The corpus comprises 175 elicited narratives produced by adult Malaysians (n = 145; mean age = 20 years, SD = 1.21) and British controls (n = 30, mean age = 21, SD = 2.54). These participants were mostly university students studying in Malaysia (i.e., Universiti Malaya) and the UK (i.e., University of Cambridge), respectively. There are altogether 103,607 words from about 14 hours of audio recording in this corpus.

The narrative task was carried out on a one-to-one basis. Participants were asked to watch an animated silent film called “Snack Attack” (2012) and narrate the story to the researcher. As the morphosyntactic features under inquiry were English finiteness morphemes (i.e., tense inflections, copula and auxiliary BE, auxiliary DO), four questions were presented in the following order to elicit them from participants:

As the data collection had to be conducted in two phases due to Covid disruptions, the narrative sessions took place in different mediums. Consequently, the quality of the audio recordings was affected to a certain degree. In the first phase (November 2019 – March 2020; pre-Covid), the narrative sessions were recorded in person using a Sony ICD-UX560F sound recorder and were held in a quiet, public room (e.g., research office, seminar room) on campus. In the second phase (November 2020; during Covid), the narrative sessions were conducted via Zoom and were recorded using the audio-recording function provided by the video conferencing programme.

The PhD project was carried out in line with the ethical guidelines set by the Ethics Committee of the Faculty of Modern and Medieval Languages and Linguistics, University of Cambridge. Participants were informed well in advance about the aims and requirements of the study and took part on a voluntary basis. Most of them gave signed consent to have their anonymised audio files made available in an open-access language corpus, such as TalkBank. There were, however, three individuals who did not give permission for their audio files to be uploaded publicly. Therefore, the transcripts of these three individuals are not audio-linked, whereas the rest are. Finally, for anonymisation purposes, unique IDs were assigned to all participants.

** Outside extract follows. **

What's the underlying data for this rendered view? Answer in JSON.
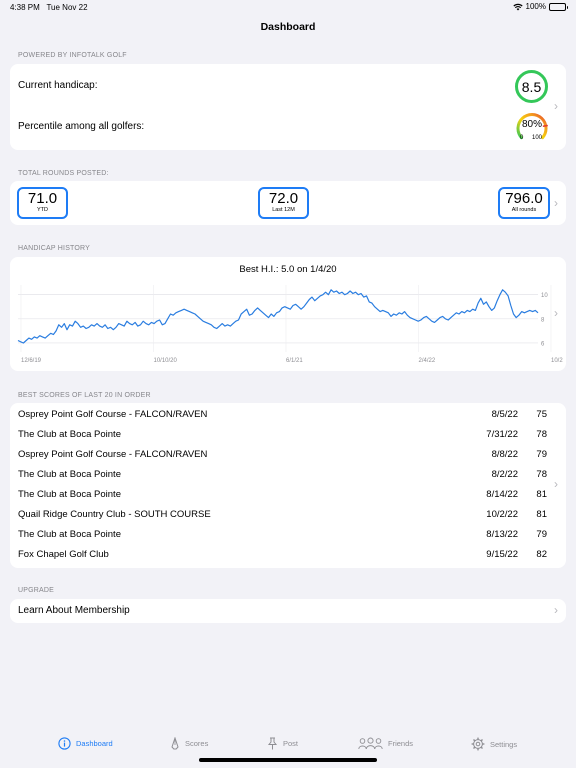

Notes in the transcripts’ @Comment line include:

Reference: Snack Attack (2012). Cadelago, A. Metanoia Films and Arc productions.

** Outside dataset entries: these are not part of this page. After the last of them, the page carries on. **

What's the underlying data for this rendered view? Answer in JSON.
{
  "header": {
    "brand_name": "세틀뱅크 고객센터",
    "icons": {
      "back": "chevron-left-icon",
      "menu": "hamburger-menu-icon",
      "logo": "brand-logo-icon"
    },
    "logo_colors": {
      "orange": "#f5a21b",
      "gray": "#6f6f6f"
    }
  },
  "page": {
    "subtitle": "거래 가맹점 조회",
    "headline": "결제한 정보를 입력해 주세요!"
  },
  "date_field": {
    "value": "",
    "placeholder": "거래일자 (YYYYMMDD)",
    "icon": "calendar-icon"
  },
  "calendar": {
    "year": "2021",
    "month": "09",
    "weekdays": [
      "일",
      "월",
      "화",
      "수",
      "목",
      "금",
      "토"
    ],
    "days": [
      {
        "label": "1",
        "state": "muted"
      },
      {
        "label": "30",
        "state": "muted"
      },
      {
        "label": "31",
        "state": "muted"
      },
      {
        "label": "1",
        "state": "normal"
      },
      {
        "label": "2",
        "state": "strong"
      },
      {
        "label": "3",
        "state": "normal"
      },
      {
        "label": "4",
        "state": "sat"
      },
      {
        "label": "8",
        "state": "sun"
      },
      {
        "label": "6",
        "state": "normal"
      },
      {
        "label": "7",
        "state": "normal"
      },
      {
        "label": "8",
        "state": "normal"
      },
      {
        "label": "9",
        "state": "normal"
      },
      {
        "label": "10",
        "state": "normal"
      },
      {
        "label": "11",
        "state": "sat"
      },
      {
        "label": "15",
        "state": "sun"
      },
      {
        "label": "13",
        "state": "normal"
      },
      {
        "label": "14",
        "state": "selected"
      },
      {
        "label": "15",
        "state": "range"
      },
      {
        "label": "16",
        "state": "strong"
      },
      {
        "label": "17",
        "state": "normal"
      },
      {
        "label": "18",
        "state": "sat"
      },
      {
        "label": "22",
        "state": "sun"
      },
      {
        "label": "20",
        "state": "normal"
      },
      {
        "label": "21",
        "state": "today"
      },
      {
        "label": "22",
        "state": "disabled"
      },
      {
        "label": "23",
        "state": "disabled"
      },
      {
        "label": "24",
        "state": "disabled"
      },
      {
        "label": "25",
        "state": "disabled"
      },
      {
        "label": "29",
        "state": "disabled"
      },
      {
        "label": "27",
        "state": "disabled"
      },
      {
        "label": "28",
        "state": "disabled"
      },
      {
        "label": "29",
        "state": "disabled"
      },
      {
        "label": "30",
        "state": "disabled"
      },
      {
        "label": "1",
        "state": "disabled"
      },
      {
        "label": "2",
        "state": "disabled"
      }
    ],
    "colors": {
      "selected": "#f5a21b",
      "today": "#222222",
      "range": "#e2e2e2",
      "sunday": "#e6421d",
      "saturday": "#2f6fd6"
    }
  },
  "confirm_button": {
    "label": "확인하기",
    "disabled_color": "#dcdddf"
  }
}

The PhD fieldwork was funded by Newnham College and the Faculty of Modern and Medieval Languages and Linguistics, University of Cambridge. The author’s research placement at the Faculty of Languages and Linguistics (FLL), Universiti Malaya, was arranged by Prof Dr Stefanie Pillai (host supervisor). We are also grateful to Madam Rema Menon and her team at the Language Unit (under FLL), research participants, and friends who helped promote the study. Finally, we express our thanks to Prof Brian MacWhinney, who reformatted this corpus to ensure that it was compatible with the latest version of CHAT.